When you get a new digital camera, one of the bewildering number of options available to you in set up is to change the color space: sRGB, Adobe 1998, or even ProPhoto RGB (only certain cameras). Each of these has a wider color gamut than the last. That’s a fancy way to say that they can see many more colors–and thus produce an image with more of the hue subtlety that nature offers.
Then there’s the color space, known as the working color space, that you use when processing an image in Photoshop. This usually is the color space that the image came in, but you can assign a new working color space just for the purposes of your particular monitor, etc. More on that in a future post.

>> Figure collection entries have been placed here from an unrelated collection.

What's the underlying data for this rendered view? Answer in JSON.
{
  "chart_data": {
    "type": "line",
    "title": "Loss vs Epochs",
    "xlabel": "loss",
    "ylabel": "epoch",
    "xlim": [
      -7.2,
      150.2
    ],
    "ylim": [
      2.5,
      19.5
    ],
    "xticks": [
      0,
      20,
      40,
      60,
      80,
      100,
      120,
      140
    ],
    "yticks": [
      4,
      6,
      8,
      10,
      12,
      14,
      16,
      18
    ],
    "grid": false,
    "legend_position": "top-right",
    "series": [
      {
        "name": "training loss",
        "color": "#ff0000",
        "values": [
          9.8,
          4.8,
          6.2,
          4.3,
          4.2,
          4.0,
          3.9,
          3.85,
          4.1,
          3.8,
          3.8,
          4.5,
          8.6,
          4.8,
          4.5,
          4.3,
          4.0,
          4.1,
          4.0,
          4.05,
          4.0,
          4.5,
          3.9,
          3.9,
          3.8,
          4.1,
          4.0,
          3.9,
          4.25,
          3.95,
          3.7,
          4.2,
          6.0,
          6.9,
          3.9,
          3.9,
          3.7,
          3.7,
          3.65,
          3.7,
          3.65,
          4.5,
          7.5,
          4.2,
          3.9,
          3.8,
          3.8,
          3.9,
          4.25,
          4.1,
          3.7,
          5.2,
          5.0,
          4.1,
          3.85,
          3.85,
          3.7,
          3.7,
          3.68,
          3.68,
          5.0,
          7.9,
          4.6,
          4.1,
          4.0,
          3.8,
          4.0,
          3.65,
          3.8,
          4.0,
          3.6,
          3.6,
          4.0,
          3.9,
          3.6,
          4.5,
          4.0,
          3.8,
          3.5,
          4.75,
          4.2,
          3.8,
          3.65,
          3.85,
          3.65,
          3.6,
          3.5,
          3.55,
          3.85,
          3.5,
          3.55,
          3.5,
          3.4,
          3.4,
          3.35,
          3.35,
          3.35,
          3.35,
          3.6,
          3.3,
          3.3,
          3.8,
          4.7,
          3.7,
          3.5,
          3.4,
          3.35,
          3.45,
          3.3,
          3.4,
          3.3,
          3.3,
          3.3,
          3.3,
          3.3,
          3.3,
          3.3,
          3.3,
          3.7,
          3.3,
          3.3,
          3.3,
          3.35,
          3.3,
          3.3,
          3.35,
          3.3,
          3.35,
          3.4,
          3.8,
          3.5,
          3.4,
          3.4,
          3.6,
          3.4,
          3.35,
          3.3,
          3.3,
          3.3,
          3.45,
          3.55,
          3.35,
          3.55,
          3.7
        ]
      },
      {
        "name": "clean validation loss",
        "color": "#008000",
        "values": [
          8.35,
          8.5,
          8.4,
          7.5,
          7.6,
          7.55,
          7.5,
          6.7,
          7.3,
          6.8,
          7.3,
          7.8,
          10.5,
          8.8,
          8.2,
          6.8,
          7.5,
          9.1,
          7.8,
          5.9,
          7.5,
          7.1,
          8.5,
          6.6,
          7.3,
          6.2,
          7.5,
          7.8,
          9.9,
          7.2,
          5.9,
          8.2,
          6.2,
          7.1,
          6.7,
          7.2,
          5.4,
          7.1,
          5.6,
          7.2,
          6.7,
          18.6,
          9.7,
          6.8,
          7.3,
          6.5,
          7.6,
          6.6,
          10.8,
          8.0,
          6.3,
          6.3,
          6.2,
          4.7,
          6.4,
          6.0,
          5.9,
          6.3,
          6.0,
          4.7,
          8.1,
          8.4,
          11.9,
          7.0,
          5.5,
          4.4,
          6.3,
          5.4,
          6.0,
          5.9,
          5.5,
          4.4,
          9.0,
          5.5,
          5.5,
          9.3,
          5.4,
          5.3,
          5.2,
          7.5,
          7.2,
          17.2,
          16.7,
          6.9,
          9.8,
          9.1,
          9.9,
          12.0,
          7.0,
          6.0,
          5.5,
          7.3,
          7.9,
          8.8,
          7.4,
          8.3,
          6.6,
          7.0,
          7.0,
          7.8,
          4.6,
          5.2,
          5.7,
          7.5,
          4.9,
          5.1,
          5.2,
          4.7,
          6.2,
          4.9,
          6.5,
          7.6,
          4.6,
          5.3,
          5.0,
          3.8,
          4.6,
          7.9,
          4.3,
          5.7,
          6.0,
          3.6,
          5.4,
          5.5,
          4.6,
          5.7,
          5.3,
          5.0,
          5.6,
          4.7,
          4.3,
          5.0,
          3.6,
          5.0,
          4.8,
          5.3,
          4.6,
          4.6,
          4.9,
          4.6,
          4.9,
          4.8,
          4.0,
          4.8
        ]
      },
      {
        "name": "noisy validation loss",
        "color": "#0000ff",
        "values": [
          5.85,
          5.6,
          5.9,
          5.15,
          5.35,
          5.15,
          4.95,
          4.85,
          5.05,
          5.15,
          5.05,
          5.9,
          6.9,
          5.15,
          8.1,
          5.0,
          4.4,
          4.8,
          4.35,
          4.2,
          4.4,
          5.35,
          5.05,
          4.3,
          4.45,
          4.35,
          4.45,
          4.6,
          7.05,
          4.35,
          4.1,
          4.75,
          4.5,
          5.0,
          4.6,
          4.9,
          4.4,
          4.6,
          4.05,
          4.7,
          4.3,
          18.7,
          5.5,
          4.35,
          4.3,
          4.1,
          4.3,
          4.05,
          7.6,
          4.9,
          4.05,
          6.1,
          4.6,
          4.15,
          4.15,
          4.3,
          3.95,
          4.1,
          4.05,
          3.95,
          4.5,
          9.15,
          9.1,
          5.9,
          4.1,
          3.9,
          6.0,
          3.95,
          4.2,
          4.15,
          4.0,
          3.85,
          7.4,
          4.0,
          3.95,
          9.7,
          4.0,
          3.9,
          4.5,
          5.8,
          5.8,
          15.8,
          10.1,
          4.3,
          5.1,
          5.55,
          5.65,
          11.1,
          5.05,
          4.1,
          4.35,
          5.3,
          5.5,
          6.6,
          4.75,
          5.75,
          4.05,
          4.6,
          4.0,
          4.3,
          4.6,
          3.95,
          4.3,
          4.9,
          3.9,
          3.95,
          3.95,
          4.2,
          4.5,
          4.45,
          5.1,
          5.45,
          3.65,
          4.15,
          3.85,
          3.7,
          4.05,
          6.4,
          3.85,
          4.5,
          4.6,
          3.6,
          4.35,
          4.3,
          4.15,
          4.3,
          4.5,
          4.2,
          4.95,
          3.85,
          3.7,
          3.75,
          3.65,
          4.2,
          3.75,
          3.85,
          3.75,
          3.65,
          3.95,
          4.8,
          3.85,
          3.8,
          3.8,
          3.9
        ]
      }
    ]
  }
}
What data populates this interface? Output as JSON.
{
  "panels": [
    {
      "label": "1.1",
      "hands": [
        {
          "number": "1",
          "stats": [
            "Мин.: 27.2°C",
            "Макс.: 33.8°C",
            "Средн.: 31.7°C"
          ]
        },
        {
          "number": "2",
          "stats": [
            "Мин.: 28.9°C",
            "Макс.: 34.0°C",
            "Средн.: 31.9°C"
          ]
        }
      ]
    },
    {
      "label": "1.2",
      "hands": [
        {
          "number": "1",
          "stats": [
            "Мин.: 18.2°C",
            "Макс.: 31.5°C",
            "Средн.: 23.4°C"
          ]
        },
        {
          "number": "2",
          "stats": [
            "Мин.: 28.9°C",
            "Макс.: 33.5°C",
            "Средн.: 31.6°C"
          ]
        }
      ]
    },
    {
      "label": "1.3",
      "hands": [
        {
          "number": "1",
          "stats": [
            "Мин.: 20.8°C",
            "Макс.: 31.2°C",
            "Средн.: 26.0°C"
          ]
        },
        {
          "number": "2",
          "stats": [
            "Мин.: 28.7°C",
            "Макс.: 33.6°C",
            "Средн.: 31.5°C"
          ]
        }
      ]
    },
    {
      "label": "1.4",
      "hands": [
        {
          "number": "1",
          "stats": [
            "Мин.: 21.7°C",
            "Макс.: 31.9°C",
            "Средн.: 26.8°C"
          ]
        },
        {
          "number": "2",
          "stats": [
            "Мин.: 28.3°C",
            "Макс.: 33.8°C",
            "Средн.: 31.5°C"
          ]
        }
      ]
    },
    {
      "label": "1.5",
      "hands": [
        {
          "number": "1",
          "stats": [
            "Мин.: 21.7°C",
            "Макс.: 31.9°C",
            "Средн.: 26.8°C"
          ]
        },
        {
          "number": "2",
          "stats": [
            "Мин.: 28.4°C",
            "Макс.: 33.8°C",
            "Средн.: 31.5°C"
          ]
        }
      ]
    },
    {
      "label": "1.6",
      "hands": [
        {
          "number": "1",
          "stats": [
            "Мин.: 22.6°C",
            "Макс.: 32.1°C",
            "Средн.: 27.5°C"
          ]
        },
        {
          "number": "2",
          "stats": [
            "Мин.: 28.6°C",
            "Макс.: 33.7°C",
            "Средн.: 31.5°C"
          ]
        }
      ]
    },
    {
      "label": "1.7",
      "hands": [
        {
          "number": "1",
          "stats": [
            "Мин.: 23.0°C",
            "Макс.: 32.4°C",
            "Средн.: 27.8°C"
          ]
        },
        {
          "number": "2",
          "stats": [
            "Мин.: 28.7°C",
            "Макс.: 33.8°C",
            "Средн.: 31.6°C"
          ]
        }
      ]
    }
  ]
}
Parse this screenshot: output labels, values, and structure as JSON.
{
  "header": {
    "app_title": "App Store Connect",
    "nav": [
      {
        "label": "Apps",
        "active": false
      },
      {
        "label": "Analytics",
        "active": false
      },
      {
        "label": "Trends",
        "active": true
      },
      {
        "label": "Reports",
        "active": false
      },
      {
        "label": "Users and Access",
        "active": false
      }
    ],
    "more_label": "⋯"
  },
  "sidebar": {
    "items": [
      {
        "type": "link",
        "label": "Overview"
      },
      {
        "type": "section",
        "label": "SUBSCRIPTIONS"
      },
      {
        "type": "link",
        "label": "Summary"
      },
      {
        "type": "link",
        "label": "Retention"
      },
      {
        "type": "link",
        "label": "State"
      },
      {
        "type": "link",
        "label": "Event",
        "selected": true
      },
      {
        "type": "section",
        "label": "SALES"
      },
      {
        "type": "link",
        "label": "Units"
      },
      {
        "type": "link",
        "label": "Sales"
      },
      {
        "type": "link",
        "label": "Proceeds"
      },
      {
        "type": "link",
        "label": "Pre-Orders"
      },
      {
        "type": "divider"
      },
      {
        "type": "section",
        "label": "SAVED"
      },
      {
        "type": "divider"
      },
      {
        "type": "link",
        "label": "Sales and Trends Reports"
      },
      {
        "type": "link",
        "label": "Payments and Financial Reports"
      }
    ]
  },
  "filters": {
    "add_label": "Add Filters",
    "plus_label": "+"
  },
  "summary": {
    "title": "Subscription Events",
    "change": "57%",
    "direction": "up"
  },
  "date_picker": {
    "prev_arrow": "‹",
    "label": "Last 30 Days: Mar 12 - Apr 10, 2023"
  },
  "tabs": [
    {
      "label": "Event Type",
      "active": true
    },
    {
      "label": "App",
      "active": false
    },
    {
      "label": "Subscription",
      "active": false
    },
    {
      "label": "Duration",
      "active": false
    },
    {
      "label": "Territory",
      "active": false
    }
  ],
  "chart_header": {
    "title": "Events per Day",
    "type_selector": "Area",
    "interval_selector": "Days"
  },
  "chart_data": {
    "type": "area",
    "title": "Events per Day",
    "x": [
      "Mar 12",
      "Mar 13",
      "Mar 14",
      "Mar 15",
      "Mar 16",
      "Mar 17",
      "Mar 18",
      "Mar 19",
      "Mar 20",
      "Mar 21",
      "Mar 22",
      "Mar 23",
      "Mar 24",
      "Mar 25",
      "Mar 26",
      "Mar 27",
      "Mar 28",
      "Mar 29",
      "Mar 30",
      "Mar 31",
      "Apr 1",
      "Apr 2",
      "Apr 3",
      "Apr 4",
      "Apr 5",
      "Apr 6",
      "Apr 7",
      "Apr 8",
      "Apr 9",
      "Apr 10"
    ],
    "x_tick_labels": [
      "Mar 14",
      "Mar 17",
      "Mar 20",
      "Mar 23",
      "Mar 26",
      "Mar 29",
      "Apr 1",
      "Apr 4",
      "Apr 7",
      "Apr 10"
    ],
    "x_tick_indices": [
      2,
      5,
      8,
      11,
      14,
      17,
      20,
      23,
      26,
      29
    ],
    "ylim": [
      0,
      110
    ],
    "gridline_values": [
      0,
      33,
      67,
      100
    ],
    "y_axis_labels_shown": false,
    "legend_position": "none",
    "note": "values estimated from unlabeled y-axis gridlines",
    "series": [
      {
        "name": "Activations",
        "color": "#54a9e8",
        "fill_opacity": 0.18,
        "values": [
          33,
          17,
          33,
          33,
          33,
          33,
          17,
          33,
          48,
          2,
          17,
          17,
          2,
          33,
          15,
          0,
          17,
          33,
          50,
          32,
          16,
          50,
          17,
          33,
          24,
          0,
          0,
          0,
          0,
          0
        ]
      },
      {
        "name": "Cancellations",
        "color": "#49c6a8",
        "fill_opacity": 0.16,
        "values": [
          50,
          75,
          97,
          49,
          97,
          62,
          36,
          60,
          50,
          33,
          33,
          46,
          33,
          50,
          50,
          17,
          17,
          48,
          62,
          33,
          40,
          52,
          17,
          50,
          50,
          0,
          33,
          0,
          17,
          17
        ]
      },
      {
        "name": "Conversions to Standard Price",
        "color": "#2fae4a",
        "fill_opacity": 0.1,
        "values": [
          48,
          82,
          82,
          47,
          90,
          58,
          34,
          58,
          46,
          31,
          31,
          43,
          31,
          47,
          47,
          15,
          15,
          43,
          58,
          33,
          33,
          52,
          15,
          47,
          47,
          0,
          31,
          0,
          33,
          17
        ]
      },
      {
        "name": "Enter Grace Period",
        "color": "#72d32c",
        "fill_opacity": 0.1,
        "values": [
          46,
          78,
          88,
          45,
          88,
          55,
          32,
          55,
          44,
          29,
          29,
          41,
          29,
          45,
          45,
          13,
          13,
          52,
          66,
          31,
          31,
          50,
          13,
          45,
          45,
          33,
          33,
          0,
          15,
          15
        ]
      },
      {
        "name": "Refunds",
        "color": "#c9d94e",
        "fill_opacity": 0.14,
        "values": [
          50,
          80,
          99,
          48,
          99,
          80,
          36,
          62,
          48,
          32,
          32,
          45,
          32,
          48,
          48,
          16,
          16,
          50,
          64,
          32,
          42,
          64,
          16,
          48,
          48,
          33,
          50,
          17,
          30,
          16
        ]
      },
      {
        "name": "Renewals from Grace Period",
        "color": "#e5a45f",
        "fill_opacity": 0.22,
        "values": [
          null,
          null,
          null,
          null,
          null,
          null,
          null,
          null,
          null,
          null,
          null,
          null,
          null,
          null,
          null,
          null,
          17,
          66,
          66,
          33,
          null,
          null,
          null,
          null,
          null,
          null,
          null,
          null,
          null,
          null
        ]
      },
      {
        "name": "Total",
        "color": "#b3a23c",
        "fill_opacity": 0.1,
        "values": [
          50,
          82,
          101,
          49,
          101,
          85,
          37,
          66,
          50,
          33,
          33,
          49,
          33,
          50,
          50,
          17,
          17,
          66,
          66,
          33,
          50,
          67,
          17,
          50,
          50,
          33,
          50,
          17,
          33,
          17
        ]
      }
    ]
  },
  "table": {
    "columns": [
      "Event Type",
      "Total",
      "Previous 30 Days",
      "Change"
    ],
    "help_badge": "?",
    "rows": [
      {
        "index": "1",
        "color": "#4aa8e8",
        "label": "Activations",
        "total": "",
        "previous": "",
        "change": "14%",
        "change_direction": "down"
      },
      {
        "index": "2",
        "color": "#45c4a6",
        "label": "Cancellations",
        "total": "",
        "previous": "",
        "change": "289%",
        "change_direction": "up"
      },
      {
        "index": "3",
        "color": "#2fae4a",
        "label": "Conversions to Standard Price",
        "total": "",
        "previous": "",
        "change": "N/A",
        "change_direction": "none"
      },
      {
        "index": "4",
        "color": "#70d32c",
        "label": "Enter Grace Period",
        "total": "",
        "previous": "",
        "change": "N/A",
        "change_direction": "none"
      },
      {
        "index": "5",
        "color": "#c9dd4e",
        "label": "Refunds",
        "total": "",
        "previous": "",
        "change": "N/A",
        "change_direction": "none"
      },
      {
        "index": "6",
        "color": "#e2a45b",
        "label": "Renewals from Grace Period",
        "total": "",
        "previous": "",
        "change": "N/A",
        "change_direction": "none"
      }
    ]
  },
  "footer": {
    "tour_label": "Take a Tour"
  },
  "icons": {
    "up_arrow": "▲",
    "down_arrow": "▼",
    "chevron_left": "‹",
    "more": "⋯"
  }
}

Finally, there’s the output color space–the space that you convert your image to just before turning that image out for a client, a printer or for publication on a site.
No matter what color space your image is assigned in-camera or in your photo editing program, make sure to consider converting your image to sRGB if it is intended for web display, for printing at a photo lab or if it is being sent to a client who has a PC (when in doubt, assume the viewer’s computer is a PC!).
Why? sRGB displays a more limited set of colors, but it’s a color space made for PC screens–and most computers out there are PCs, not 27-inch calibrated Mac screens like mine.
To convert an image to a new color space in Photoshop, go to Edit–>Convert to Profile and choose the sRGB option from the drop-down menu. If you use Lightroom or other programs, many of them have an “convert to sRGB” option when exporting images.
Paying attention to the color space your photos are captured in and imaged in is important, but it’s equally important to convert to sRGB unless you know that your images are going to an offset printer (CMYK color space) or to someone who has a nice, big Mac computer just like you. Your images will display better and your clients will be happier, too.